The three decades of research into leader–follower autonomy (LFA) – in which the movement of one autonomous “leader” is followed by one or more autonomous “followers” – has mostly focused on systems in which vehicles follow other vehicles. In 2022, We demonstrated a human-led LFA system, in which a vehicle autonomously followed a human operator. The human operator is able to control the vehicle using body language, which is recognized by a gesture-recognition system. We had developed a modular pipeline using a combination of pre-built and custom-built components with high performance and high maintainability. The pipeline translates camera frames into pose data, which is then interpreted as a vehicle message. The message is sent to the vehicle, which performs the associated actions. In this work, we present improvements to our pipeline. First, we implemented a bipartite mapping algorithm for more consistent global target persistence to make the system more robust against overlapping detections, such as if a person walks in front of or behind the current operator.
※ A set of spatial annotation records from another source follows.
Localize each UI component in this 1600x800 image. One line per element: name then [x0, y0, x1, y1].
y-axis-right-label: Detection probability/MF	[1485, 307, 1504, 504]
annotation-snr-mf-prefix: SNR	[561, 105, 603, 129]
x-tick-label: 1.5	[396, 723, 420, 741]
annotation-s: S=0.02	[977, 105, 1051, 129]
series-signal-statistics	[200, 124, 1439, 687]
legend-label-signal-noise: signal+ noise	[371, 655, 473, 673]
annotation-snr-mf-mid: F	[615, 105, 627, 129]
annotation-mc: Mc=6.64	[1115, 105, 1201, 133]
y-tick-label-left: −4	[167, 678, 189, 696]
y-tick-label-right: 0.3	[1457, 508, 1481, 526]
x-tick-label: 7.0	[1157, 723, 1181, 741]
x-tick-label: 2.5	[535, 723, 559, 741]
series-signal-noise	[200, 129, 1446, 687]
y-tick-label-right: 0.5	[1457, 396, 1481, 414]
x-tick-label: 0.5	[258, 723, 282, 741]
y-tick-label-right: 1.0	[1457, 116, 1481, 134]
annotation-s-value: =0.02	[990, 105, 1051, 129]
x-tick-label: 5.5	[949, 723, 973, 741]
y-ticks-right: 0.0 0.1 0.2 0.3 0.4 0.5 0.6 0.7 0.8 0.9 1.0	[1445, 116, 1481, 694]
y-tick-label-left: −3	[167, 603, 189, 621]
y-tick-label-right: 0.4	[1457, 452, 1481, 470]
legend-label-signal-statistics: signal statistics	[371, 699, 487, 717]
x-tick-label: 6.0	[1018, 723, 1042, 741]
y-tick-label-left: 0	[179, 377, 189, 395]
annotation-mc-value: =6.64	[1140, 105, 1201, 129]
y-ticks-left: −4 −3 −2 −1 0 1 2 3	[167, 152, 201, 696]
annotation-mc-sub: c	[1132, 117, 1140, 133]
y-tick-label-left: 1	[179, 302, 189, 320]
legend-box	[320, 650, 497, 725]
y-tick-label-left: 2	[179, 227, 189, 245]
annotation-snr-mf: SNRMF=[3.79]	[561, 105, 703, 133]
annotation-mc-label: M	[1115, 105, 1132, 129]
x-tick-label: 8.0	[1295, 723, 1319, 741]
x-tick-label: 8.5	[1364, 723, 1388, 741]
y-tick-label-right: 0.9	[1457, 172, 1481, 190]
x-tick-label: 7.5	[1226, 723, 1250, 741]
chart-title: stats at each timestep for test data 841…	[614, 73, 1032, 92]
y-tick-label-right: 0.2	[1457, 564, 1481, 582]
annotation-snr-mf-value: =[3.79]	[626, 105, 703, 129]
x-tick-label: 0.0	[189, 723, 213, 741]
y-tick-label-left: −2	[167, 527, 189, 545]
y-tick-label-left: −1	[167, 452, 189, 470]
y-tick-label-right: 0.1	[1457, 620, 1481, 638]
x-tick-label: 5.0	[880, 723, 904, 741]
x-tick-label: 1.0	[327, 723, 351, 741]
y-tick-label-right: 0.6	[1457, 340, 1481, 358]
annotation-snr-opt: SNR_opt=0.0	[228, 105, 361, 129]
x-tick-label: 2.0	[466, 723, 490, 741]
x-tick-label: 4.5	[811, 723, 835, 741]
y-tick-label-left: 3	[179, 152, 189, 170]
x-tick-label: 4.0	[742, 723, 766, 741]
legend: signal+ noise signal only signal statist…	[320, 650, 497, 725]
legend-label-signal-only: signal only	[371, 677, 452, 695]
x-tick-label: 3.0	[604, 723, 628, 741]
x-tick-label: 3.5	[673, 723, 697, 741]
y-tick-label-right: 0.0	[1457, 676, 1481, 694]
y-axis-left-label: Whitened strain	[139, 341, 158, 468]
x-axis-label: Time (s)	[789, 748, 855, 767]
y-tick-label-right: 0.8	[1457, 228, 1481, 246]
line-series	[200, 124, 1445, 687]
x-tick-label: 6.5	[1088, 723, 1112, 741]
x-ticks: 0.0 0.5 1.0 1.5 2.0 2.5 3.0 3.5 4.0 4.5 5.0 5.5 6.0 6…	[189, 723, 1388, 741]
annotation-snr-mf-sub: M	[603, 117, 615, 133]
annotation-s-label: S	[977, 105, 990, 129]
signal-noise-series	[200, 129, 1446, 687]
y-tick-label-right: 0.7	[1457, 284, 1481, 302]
This improves operational safety. Second, we migrated the object detection module from YOLOv3 to YOLOv5 Nano, affording us substantially higher performance with much lower hardware requirements. Third, we exchanged the two-dimensional pose estimation network for a three-dimensional pose estimation network. This enables better precision during gesture detection, enabling114 increased detection accuracy, thus improving operation. Our results show that these new components improve the overall performance of the human–vehicle leader-follower system.